Он отпустил меня. Рука и кошелек будто намертво спаялись – я не мог даже пошевелить пальцами. Онемело все предплечье, до самого локтя.
На следующий день я отправился к Уари и отдал ему весь свой заработок.
Увидев, как я уронил кошелек в его ягдташ, Уари слегка нахмурил брови. Но его изумление скоро прошло, и он снова занялся своими силками с таким видом, будто ничего не произошло.
То, как повел себя отец, немало меня обеспокоило. Как он мог так плохо отнестись к моему скромному вкладу? Я же был его сын, плоть от его плоти! Из каких нелепых соображений мои добрые намерения обернулись обидой? Как бы я гордился, если бы он взял мои деньги! Но вместо этого только нанес ему страшную рану.
Полагаю, что с той самой ночи я перестал верить в справедливость моих добрых намерений. Сомнения завладели всем моим естеством и заполнили его без остатка.
Я ничего не понимал.
И ни в чем не был уверен.
Отец взял ситуацию в свои руки. В первую очередь он стремился доказать мне, что дядя жестоко заблуждался на его счет, и для этого работал как вол, ничего от нас не скрывая. Обычно он никогда не делился своими планами, опасаясь их сглазить, но теперь в подробностях рассказывал матери о демаршах, предпринятых им, чтобы расширить поле деятельности и заработать несколько лишних су. И при этом специально повышал голос, чтобы я мог его слышать. Он обещал нам всевозможные чудеса и золотые горы, возвращаясь с работы, звенел монетами, с горящими глазами говорил о будущем доме, самом что ни на есть настоящем, со ставнями на окнах, деревянной входной дверью и – как знать? – может, даже с небольшим огородом, где он посадит кориандр, мяту, помидоры и огромное количество сочных клубней, которые будут таять во рту почище любых сладостей. Мама слушала его; она была счастлива видеть, как муж громоздит планы и мечты, и даже если не принимала его слова за чистую монету, то, по крайней мере, делала вид, что верит, а когда он брал ее за руку – чего я раньше никогда не видел, – млела от восторга.
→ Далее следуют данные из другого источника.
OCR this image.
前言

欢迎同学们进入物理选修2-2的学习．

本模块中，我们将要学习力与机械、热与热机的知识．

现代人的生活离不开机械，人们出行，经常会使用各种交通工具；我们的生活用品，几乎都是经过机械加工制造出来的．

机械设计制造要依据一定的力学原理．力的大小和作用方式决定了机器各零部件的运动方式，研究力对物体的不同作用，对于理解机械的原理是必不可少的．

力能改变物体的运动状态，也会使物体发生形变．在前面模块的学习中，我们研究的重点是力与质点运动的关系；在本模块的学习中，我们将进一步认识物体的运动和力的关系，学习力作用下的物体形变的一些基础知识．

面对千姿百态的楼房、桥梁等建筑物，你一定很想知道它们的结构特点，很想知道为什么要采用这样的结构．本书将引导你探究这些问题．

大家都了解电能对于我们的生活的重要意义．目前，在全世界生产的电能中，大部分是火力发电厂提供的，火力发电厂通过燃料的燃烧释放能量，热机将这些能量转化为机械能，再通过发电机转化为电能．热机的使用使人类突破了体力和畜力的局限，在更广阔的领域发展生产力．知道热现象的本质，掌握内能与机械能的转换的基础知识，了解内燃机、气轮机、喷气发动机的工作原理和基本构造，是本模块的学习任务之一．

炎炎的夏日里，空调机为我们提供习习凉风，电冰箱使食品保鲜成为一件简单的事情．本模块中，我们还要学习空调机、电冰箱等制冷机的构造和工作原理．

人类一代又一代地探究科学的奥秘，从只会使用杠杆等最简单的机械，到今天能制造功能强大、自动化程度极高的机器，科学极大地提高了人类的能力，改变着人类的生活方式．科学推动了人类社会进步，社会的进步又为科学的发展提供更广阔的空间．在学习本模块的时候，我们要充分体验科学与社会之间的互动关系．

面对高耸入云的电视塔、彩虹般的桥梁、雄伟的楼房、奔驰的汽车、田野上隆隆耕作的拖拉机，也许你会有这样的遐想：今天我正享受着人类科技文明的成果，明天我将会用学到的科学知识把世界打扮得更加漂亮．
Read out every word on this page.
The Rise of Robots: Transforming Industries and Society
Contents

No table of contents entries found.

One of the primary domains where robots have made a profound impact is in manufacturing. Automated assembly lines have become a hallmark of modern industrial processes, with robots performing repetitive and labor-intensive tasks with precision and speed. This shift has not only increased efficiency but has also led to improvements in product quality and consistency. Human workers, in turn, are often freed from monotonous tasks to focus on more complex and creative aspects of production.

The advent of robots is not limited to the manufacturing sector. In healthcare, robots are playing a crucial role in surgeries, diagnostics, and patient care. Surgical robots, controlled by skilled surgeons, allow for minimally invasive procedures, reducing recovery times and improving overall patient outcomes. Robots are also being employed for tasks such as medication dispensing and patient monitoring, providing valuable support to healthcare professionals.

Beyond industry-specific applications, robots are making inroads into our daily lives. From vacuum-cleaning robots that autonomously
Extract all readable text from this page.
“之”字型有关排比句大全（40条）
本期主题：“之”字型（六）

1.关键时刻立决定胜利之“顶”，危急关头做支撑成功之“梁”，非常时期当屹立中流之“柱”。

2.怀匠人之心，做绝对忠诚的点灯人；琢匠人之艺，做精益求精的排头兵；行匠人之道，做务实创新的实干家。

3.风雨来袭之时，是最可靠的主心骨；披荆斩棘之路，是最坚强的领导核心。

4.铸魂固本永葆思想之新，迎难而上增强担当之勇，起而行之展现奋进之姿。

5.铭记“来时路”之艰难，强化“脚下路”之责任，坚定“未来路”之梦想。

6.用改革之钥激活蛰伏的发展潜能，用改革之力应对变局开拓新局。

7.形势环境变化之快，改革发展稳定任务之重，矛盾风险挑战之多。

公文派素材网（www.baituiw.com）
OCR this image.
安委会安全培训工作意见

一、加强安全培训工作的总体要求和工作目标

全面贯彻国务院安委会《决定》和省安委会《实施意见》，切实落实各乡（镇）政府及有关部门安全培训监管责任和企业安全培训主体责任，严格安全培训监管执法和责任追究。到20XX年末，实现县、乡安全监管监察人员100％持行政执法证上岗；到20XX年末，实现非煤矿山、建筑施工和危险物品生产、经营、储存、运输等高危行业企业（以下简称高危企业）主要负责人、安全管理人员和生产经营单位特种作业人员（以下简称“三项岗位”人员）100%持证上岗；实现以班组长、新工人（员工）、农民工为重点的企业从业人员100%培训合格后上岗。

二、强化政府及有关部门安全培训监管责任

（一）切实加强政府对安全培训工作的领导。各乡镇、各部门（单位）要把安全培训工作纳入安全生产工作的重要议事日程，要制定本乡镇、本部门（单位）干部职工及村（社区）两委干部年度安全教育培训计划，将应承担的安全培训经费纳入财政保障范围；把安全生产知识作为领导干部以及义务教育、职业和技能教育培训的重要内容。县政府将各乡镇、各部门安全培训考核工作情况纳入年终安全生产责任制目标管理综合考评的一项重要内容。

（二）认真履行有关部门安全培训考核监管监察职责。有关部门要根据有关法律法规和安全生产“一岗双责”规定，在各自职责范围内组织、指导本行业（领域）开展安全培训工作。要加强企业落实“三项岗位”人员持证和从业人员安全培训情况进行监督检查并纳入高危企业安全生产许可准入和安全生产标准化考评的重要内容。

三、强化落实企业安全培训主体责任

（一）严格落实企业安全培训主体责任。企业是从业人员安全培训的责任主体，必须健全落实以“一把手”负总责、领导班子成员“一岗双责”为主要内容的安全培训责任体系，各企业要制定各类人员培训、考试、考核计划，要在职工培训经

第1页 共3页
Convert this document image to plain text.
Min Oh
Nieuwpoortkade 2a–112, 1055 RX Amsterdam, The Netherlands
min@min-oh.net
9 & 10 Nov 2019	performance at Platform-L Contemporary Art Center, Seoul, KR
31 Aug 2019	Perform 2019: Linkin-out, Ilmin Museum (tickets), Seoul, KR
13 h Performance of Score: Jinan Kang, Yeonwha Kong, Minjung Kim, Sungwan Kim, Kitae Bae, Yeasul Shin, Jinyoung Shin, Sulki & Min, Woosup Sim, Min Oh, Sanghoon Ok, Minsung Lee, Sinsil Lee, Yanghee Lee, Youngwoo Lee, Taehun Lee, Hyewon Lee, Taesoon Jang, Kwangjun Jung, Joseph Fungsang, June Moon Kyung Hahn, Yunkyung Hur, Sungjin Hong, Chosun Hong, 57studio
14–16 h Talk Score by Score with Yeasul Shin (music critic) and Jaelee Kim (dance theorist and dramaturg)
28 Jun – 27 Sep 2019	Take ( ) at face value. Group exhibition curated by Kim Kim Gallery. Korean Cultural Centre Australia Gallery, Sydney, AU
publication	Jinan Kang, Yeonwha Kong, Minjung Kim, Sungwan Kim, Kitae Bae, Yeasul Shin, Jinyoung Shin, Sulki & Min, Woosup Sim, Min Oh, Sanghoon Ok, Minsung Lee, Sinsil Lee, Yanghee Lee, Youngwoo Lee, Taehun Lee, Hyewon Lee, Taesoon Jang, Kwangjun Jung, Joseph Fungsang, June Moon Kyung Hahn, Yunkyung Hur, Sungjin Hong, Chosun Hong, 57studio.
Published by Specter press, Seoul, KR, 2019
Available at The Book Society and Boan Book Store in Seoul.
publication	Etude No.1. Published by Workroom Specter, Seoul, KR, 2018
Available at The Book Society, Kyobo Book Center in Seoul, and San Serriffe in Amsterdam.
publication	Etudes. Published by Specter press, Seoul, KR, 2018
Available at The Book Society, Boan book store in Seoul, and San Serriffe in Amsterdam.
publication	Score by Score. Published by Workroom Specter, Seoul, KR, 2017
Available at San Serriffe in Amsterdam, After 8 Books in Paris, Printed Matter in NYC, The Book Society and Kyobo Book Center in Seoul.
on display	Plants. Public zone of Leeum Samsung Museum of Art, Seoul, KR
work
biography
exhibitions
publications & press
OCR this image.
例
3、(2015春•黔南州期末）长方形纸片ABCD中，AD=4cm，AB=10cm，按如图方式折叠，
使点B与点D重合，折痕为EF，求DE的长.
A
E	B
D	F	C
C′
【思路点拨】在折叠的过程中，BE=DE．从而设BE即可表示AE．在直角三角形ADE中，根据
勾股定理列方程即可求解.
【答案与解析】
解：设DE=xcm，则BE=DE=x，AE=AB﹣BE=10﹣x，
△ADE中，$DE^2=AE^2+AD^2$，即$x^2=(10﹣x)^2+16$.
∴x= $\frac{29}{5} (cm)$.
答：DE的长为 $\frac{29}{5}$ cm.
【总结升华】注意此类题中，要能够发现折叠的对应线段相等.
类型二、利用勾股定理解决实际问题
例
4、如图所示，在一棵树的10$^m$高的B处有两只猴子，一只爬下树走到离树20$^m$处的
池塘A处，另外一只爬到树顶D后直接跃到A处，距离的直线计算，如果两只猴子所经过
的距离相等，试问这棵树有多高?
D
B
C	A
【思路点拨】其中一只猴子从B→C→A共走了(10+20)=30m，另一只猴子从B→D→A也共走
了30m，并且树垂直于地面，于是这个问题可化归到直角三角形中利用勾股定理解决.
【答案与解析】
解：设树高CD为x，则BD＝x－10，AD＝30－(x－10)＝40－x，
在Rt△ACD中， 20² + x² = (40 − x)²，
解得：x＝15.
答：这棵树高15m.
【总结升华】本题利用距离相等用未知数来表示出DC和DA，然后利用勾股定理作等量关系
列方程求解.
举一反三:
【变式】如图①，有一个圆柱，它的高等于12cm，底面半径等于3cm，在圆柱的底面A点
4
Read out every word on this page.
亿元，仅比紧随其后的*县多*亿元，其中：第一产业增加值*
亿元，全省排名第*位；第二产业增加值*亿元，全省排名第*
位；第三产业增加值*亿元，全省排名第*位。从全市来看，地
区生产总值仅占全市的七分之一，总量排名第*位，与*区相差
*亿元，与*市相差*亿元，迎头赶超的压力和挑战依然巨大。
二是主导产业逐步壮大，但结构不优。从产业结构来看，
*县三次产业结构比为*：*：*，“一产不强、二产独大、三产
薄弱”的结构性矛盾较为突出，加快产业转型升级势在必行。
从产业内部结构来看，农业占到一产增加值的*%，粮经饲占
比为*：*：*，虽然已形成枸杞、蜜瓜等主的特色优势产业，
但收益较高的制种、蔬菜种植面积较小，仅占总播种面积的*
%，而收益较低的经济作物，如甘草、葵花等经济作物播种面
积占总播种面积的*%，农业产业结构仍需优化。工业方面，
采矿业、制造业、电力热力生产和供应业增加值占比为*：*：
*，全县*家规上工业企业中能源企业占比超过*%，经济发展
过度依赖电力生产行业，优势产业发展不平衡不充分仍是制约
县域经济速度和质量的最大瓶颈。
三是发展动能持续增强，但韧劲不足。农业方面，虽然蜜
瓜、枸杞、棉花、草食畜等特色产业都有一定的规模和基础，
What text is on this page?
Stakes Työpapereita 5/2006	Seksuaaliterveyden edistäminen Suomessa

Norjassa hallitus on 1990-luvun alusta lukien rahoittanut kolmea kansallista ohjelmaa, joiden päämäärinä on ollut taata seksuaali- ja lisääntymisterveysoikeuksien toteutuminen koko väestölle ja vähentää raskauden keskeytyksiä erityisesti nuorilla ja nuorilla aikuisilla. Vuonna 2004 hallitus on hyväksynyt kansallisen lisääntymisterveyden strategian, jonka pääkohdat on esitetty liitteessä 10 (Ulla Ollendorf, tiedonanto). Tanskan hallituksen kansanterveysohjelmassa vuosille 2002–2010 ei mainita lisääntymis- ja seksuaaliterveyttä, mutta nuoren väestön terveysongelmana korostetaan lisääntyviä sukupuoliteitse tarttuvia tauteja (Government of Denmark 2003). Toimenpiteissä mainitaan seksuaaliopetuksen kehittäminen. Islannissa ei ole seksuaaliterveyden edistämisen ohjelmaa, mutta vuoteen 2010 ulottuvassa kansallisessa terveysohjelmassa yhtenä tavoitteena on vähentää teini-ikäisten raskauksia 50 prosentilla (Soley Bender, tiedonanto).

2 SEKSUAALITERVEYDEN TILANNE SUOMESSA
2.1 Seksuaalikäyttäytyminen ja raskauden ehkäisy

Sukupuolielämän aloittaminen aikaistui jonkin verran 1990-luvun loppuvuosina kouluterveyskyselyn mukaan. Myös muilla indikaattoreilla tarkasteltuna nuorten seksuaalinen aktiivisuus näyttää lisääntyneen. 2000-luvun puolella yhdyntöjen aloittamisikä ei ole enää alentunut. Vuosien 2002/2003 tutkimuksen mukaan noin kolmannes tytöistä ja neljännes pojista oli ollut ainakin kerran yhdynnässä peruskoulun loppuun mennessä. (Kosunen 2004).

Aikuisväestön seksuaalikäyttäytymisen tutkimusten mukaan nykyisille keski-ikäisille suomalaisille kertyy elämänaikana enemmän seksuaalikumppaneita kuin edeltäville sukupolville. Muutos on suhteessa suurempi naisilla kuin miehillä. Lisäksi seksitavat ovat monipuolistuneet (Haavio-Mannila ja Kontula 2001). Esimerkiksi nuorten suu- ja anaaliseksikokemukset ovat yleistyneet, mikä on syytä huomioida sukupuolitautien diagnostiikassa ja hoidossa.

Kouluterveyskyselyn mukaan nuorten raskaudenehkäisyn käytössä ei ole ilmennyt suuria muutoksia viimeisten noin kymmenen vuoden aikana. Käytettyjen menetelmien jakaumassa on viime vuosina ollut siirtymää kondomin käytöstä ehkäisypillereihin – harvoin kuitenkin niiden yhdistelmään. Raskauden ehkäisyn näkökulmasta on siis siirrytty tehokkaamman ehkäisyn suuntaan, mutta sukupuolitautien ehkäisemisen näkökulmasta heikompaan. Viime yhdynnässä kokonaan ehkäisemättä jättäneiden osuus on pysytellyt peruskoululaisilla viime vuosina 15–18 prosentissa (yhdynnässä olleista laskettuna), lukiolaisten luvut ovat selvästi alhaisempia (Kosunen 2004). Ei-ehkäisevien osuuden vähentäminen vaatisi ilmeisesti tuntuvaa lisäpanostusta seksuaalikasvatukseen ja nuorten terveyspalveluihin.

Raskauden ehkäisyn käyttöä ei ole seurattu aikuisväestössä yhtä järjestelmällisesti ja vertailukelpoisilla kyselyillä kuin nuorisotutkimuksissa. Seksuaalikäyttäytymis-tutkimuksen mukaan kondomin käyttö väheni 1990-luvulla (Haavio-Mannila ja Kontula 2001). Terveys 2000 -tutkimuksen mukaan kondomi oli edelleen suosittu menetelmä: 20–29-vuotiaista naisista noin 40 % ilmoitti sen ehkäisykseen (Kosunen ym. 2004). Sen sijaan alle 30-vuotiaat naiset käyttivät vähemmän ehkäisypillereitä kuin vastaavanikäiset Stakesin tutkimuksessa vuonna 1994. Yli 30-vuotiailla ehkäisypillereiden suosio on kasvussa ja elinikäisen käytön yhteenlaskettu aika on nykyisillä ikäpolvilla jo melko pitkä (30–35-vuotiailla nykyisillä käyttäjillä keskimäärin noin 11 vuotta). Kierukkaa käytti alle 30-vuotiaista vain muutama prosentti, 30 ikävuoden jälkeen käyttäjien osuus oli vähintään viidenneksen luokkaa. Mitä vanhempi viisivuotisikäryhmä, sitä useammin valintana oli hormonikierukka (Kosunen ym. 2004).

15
Отец выбивался из сил. Он хотел исправить положение и как можно быстрее положить конец нашим бедам. Утром он помогал травнику, днем подменял лоточника, торгующего овощами, по вечерам подрабатывал массажистом в турецких банях. И даже подумывал о том, чтобы открыть собственное дело.
Что же касается меня, я бесцельно шатался по улицам, одинокий и потерянный.
Как-то утром, когда я оказался вдали от дома, меня застал врасплох босяк Дахо. В руках у него была зеленоватая, отвратительная змея. Он загнал меня в угол и стал размахивать у меня перед носом пастью рептилии, вращая своими кровожадными глазами. Вида змей я не переносил и до смерти их боялся. Дахо потешался вволю, моя паника его веселила. Он обзывал меня мокрой тряпкой, девчонкой… Я готов был вот-вот хлопнуться в обморок, но вдруг появился Уари, будто с неба свалился. Дахо тут же прекратил свою мелкую пытку и был готов задать стрекача, если бы мой друг пришел на помощь. Но Уари этого не сделал, он лишь на мгновение задержал на нас взор и пошел дальше, будто ничего не произошло. Я не мог прийти в себя от изумления. Дахо, успокоившись, вновь принялся пугать меня своей змеей, неестественно громко хохоча. Но даже если бы он в тот момент подох со смеху, мне было бы все равно. На смену страху пришла тоска: у меня больше не было друга.